No longer buying plastic bottles of water is one benefit that has come from having very little extra money. Probably the three of us in my family averaged three bottles of water per day, sometimes more in the heat of the summer. Drinking that much water caused us to spend about $14.00 every ten days, even though we were drinking some of the cheaper brands. We have now attached a filter to the kitchen sink so as to filter the water that we use for drinking.

This charcoal filter is supposed to significantly reduce the amount of atrazine in the water, a chemical that has been found in our city water on a regular basis. The city says that the highest amount of atrazine detected in our water, which is drawn from wells below the Missouri River before it is purified, is 1.8 ppb, which, according to the EPA, is at an acceptable range. Recent news reports reveal that the amount of atrazine is actually much higher in many parts of Kansas, and these reports call into question the validity of these water tests conducted by certain municipalities. Filtering the water is safer than simply drinking water from the tap.

It is unknown whether the water we were purchasing in bottles had ever been tested for chemicals. Having more control over what we put in our bodies is another reason to make this switch to filtered city water.

Now instead of storing plastic bottles in the refrigerator, we have been refilling glass water bottles and keeping a glass milk jug filled with water in the refrigerator. We also have to make fewer trips to the recycling center to drop off our plastic waste. Although I had been aware of the hazards to the environment that plastic water bottles created, I once doubted that I could ever give up the practice of drinking water from a plastic bottle. I’m happy to say that I have made the transition to a more environmentally friendly practice.

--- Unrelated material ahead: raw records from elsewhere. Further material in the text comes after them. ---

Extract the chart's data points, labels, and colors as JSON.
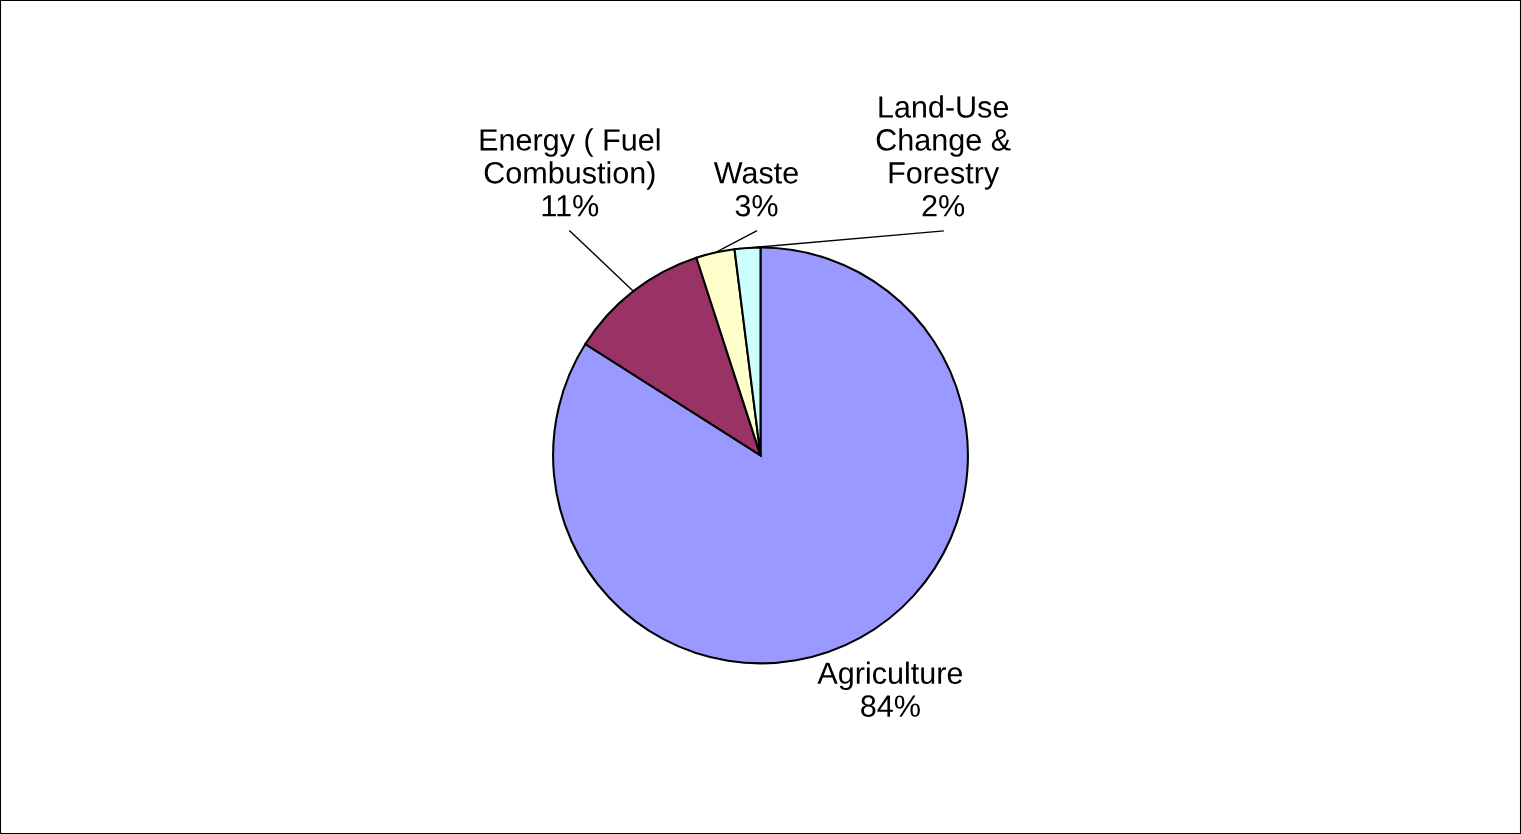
{
  "chart_data": {
    "type": "pie",
    "categories": [
      "Agriculture",
      "Energy ( Fuel\nCombustion)",
      "Waste",
      "Land-Use\nChange &\nForestry"
    ],
    "values": [
      84,
      11,
      3,
      2
    ],
    "value_labels": [
      "84%",
      "11%",
      "3%",
      "2%"
    ],
    "colors": [
      "#9999ff",
      "#993366",
      "#ffffcc",
      "#ccffff"
    ]
  }
}
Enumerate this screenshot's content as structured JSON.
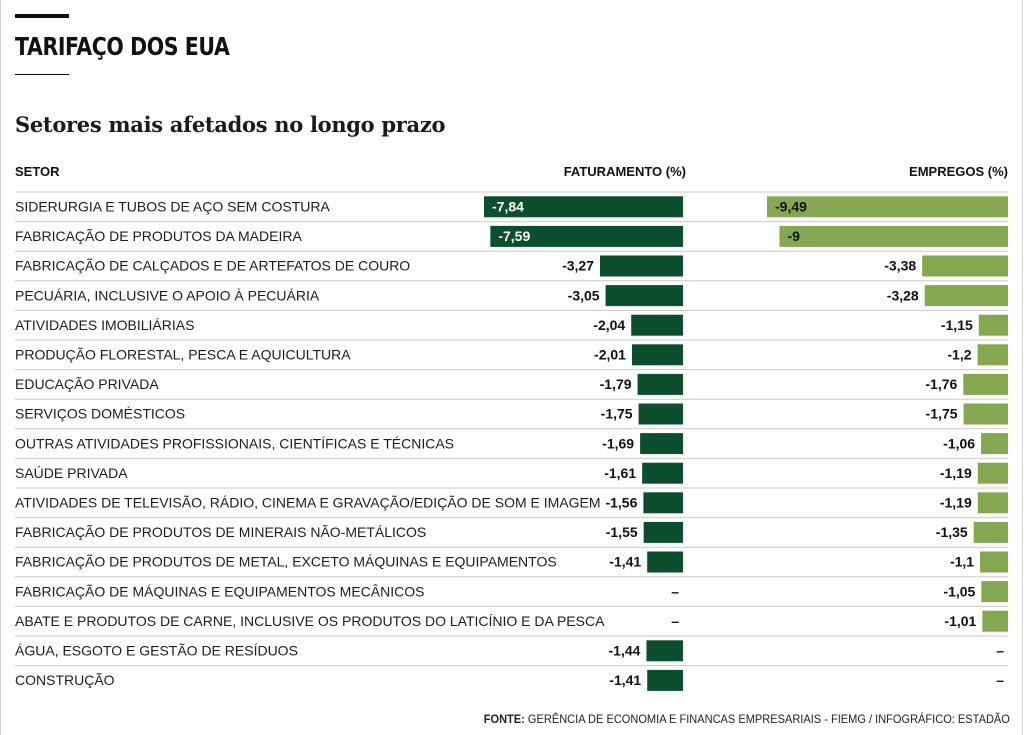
{
  "header": {
    "kicker": "TARIFAÇO DOS EUA",
    "title": "Setores mais afetados no longo prazo"
  },
  "columns": {
    "sector": "SETOR",
    "revenue": "FATURAMENTO (%)",
    "jobs": "EMPREGOS (%)"
  },
  "source": {
    "label": "FONTE:",
    "text": "GERÊNCIA DE ECONOMIA E FINANCAS EMPRESARIAIS - FIEMG / INFOGRÁFICO: ESTADÃO"
  },
  "colors": {
    "revenue_bar": "#0b4f2e",
    "jobs_bar": "#84a84f",
    "row_rule": "#c9c9c9"
  },
  "missing_label": "–",
  "chart_data": {
    "type": "bar",
    "title": "Setores mais afetados no longo prazo",
    "categories": [
      "SIDERURGIA E TUBOS DE AÇO SEM COSTURA",
      "FABRICAÇÃO DE PRODUTOS DA MADEIRA",
      "FABRICAÇÃO DE CALÇADOS E DE ARTEFATOS DE COURO",
      "PECUÁRIA, INCLUSIVE O APOIO À PECUÁRIA",
      "ATIVIDADES IMOBILIÁRIAS",
      "PRODUÇÃO FLORESTAL, PESCA E AQUICULTURA",
      "EDUCAÇÃO PRIVADA",
      "SERVIÇOS DOMÉSTICOS",
      "OUTRAS ATIVIDADES PROFISSIONAIS, CIENTÍFICAS E TÉCNICAS",
      "SAÚDE PRIVADA",
      "ATIVIDADES DE TELEVISÃO, RÁDIO, CINEMA E GRAVAÇÃO/EDIÇÃO DE SOM E IMAGEM",
      "FABRICAÇÃO DE PRODUTOS DE MINERAIS NÃO-METÁLICOS",
      "FABRICAÇÃO DE PRODUTOS DE METAL, EXCETO MÁQUINAS E EQUIPAMENTOS",
      "FABRICAÇÃO DE MÁQUINAS E EQUIPAMENTOS MECÂNICOS",
      "ABATE E PRODUTOS DE CARNE, INCLUSIVE OS PRODUTOS DO LATICÍNIO E DA PESCA",
      "ÁGUA, ESGOTO E GESTÃO DE RESÍDUOS",
      "CONSTRUÇÃO"
    ],
    "series": [
      {
        "name": "FATURAMENTO (%)",
        "values": [
          -7.84,
          -7.59,
          -3.27,
          -3.05,
          -2.04,
          -2.01,
          -1.79,
          -1.75,
          -1.69,
          -1.61,
          -1.56,
          -1.55,
          -1.41,
          null,
          null,
          -1.44,
          -1.41
        ],
        "labels": [
          "-7,84",
          "-7,59",
          "-3,27",
          "-3,05",
          "-2,04",
          "-2,01",
          "-1,79",
          "-1,75",
          "-1,69",
          "-1,61",
          "-1,56",
          "-1,55",
          "-1,41",
          "–",
          "–",
          "-1,44",
          "-1,41"
        ]
      },
      {
        "name": "EMPREGOS (%)",
        "values": [
          -9.49,
          -9,
          -3.38,
          -3.28,
          -1.15,
          -1.2,
          -1.76,
          -1.75,
          -1.06,
          -1.19,
          -1.19,
          -1.35,
          -1.1,
          -1.05,
          -1.01,
          null,
          null
        ],
        "labels": [
          "-9,49",
          "-9",
          "-3,38",
          "-3,28",
          "-1,15",
          "-1,2",
          "-1,76",
          "-1,75",
          "-1,06",
          "-1,19",
          "-1,19",
          "-1,35",
          "-1,1",
          "-1,05",
          "-1,01",
          "–",
          "–"
        ]
      }
    ],
    "xlim_revenue": [
      -7.84,
      0
    ],
    "xlim_jobs": [
      -9.49,
      0
    ],
    "grid": false,
    "legend": "none"
  }
}
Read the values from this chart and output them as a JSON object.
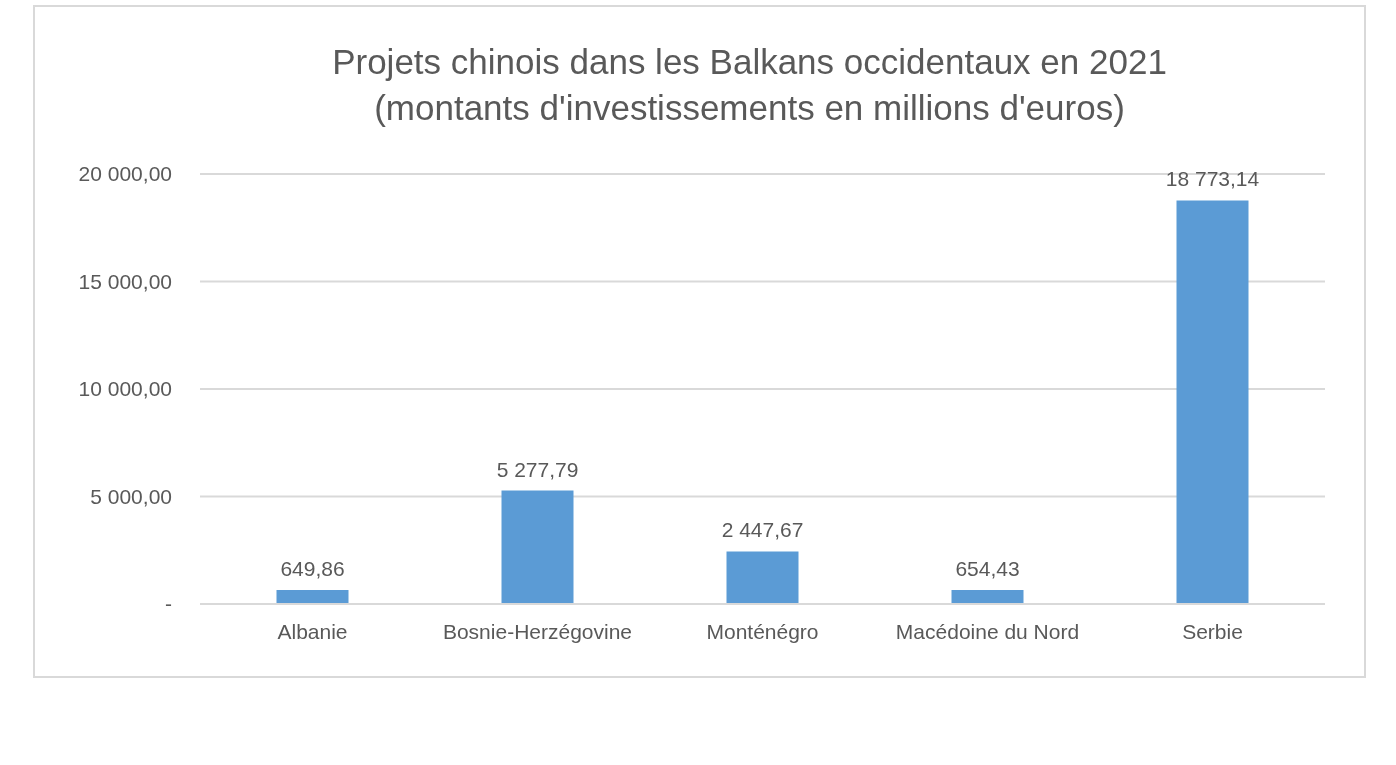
{
  "chart_data": {
    "type": "bar",
    "title": "Projets chinois dans les Balkans occidentaux en 2021\n(montants d'investissements en millions d'euros)",
    "categories": [
      "Albanie",
      "Bosnie-Herzégovine",
      "Monténégro",
      "Macédoine du Nord",
      "Serbie"
    ],
    "values": [
      649.86,
      5277.79,
      2447.67,
      654.43,
      18773.14
    ],
    "value_labels": [
      "649,86",
      "5 277,79",
      "2 447,67",
      "654,43",
      "18 773,14"
    ],
    "color": "#5b9bd5",
    "ylim": [
      0,
      20000
    ],
    "yticks": [
      {
        "value": 0,
        "label": "-"
      },
      {
        "value": 5000,
        "label": "5 000,00"
      },
      {
        "value": 10000,
        "label": "10 000,00"
      },
      {
        "value": 15000,
        "label": "15 000,00"
      },
      {
        "value": 20000,
        "label": "20 000,00"
      }
    ],
    "grid": "y"
  }
}
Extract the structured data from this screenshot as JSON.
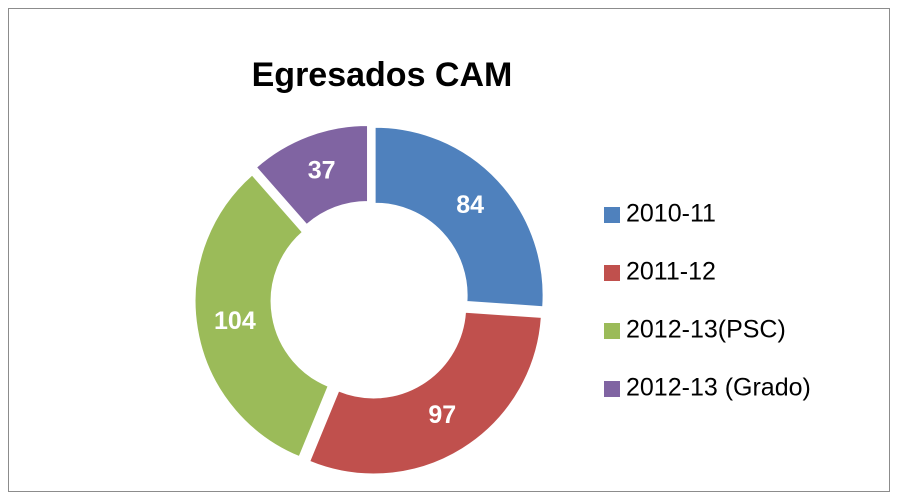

Thursday, September 03, 2009

That Link to the World



This picture reveals where I spend a large part of my time. I'm not the kind of person who requires the latest technology; in fact, I prefer the conventional monitor to the flat screens currently available. I even have a spare monitor tucked away in a closet just in case something were to happen to the monitor that I have been using. Although much of my teaching is done on this desktop, I tend to use my laptop when typing up those comments that I return to my students with their grades. That laptop has been a blessing on nights when thunderstorms prevent me from working on my desktop or when an ice storm causes the transformers in the neighborhood to stop popping.